Pointing to a Human Rights First report, the Hispanic Caucus stated that beneath the controversial rule, greater than 1,000 households had been being pressured to reside on the streets by the Matamoros port of entry, which shares a border with Brownsville, Texas, as a result of they felt it was “too dangerous to leave the area.”
In its report, released earlier this month, Human Rights First stated researchers had noticed an estimated 1,200 to 1,500 asylum seekers, “including hundreds of children and several breast-feeding infants, sleeping in some 300 tents in a plaza abutting the port of entry and in an adjoining park,” whereas others had been pressured to sleep “without any cover on the pavement and sidewalks.”
“Asylum seekers sleeping in the Matamoros port of entry plaza reported they are afraid to venture further into the city,” it stated.
“MPP is forcing youngsters to reside in horrific & inhuman situations, with no entry to wash water or sanitation,” the Hispanic caucus stated in a tweet. “Kids have diarrhea [and] are dehydrated,” it stated.
The Hispanic Caucus’s warning got here as a gaggle of asylum seekers held a protest on Thursday on the worldwide bridge connecting Matamoros and Brownsville.
The caucus stated it will be “monitoring the protest,” which seemed to be peaceable.
Sharing a photograph of the protesters, BuzzFeed reporter Adolfo Flores stated the state of affairs was “calm” and that protesters had been “sitting on the floor.”
“Waiting in Matamoros isn’t easy for immigrants,” the journalist stated. “They’re kidnapped, assaulted and about 1k live on the streets.”
In its report, Human Rights First stated it had recognized a minimum of 343 instances by which asylum seekers affected by the Remain in Mexico coverage had reported being “violently attacked or threatened in Mexico,” together with incidents of kidnapping, rape and different violence.
Despite being greater than triple the 110 incidents Human Rights First stated it had first recognized in August, nonetheless, the group stated it believed its numbers had been a “gross underestimate of the harm to returned asylum seekers.”
“In Nuevo Laredo and Matamoros, Tamaulipas, thousands of asylum seekers face acute dangers,” the group stated.
Those risks, it famous, are even outlined within the U.S.’s personal journey advisory for Mexico, with Tamaulipas state listed as a “level 4: Do Not Travel” area as a result of “violent crime, such as murder, armed robbery, carjacking, kidnapping, extortion, and sexual assault” being “common.”
The journey advisory additional warns that “gang activity, including gun battles and blockades” is “widespread,” whereas additionally flagging that “armed criminal groups” are identified to “target public and private passenger buses, as well as private automobiles traveling through Tamaulipas, often taking passengers hostage and demanding ransom payments.”
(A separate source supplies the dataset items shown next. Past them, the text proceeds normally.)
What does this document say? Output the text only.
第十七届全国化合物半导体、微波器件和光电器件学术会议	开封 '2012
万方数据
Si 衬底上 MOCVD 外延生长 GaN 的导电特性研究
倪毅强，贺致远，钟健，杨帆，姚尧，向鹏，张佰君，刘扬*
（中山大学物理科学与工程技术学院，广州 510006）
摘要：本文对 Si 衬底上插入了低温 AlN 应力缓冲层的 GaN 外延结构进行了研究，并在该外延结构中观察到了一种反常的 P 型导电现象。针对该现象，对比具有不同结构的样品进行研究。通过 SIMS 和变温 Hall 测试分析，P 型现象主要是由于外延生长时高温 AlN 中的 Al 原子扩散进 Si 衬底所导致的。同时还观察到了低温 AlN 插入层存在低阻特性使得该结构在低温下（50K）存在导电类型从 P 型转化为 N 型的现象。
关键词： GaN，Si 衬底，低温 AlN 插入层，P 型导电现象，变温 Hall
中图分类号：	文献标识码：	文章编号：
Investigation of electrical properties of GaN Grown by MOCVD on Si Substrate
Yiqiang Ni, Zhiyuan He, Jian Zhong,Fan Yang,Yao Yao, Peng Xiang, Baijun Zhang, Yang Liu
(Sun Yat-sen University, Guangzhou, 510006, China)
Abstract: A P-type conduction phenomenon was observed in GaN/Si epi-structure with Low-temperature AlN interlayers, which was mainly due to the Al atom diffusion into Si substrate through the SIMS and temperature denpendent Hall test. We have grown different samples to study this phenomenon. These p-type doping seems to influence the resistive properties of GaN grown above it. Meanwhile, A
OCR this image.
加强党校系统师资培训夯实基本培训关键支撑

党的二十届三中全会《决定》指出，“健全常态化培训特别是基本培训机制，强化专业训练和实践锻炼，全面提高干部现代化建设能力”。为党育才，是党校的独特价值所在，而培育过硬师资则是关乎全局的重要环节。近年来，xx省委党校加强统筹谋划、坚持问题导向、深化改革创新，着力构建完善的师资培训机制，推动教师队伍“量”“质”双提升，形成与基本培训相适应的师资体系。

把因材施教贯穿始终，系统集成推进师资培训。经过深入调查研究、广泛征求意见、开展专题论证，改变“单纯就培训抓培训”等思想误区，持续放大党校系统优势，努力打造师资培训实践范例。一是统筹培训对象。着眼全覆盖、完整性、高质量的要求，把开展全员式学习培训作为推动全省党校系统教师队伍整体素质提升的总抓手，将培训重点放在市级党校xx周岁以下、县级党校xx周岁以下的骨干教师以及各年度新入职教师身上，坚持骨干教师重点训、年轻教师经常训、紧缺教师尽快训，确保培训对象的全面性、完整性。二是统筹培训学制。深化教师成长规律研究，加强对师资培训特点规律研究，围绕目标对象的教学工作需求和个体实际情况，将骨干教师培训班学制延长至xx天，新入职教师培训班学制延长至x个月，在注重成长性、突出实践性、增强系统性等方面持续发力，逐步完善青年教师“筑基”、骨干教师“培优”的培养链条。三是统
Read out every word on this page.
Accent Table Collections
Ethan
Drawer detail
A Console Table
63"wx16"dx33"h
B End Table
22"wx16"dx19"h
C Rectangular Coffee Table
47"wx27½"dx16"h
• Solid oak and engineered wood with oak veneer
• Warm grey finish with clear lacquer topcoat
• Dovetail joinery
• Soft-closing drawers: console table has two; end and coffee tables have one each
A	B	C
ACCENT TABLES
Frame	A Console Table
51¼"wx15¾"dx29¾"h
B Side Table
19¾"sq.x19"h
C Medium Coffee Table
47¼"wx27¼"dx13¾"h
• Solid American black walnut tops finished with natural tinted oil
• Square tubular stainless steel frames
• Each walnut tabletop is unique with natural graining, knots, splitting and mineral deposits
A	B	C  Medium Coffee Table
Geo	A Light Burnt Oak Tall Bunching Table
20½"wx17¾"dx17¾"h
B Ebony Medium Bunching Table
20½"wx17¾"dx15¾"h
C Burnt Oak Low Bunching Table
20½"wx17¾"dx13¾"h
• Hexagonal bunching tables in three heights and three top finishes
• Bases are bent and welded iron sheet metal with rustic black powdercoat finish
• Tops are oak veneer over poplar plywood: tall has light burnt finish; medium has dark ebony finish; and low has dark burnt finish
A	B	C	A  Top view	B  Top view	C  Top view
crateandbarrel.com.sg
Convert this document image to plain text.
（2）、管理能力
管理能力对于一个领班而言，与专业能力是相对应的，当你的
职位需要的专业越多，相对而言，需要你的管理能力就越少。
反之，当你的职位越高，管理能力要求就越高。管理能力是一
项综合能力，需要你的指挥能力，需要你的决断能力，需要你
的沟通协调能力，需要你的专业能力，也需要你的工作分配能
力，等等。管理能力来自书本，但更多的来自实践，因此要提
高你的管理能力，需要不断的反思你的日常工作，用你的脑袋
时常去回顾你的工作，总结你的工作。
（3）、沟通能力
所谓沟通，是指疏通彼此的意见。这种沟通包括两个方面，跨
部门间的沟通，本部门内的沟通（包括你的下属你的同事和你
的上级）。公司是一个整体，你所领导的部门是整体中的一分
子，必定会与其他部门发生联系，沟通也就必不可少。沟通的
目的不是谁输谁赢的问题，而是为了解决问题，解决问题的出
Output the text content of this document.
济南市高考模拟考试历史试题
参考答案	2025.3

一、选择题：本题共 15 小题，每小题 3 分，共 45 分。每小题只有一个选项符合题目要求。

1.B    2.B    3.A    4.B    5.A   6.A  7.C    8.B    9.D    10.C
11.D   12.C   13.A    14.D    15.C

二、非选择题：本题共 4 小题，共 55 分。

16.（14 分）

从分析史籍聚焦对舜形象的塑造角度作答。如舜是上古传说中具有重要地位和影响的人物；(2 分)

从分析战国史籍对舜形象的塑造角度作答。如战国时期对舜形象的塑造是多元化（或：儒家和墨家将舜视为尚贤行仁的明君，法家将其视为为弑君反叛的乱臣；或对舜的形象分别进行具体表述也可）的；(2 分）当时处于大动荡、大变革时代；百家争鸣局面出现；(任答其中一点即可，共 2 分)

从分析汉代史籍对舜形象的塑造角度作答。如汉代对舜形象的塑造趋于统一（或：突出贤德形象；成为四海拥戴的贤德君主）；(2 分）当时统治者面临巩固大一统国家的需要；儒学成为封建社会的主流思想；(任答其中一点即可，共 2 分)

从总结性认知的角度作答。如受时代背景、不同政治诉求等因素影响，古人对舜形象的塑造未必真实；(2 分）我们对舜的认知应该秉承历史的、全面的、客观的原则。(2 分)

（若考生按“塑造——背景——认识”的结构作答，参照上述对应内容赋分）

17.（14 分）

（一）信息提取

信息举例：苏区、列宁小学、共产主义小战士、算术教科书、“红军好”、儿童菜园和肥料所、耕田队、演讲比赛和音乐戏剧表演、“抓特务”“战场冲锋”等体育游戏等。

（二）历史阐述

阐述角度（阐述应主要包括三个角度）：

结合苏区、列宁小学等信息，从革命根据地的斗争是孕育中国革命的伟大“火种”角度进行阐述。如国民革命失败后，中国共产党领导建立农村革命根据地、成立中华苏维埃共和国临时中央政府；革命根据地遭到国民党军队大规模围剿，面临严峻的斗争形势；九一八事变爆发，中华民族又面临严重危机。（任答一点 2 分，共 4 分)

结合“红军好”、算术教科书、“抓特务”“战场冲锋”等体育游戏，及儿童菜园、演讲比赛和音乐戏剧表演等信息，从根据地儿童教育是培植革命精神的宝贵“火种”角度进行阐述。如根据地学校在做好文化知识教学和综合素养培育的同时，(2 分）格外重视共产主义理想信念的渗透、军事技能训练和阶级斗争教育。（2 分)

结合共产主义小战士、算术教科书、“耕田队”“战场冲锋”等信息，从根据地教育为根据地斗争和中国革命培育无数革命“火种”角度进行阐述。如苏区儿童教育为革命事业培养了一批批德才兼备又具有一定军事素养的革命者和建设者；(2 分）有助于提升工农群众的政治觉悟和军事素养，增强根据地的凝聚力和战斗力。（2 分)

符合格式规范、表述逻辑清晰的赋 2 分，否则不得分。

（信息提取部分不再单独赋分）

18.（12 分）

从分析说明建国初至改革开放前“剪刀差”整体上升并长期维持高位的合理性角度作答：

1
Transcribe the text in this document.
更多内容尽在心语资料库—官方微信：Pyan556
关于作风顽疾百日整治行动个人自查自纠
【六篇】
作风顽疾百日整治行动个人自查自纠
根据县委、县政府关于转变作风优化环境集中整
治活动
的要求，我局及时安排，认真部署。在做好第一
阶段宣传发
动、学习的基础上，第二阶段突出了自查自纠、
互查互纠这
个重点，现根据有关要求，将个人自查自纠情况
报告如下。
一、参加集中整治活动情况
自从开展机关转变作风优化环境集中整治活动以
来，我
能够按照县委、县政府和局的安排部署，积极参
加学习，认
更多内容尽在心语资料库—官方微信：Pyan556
Yet, Human Rights First stated, the Department of Homeland Security “returns more than 1,000 asylum seekers there each week…to face these extreme dangers for months as they await immigration hearings in the United States.”
“Under the Trump Administration’s MPP policy, DHS dumps asylum seekers in Mexico to wait for months even though they do not have access to adequate shelter, food, healthcare, or other humanitarian needs,” the group stated in its report.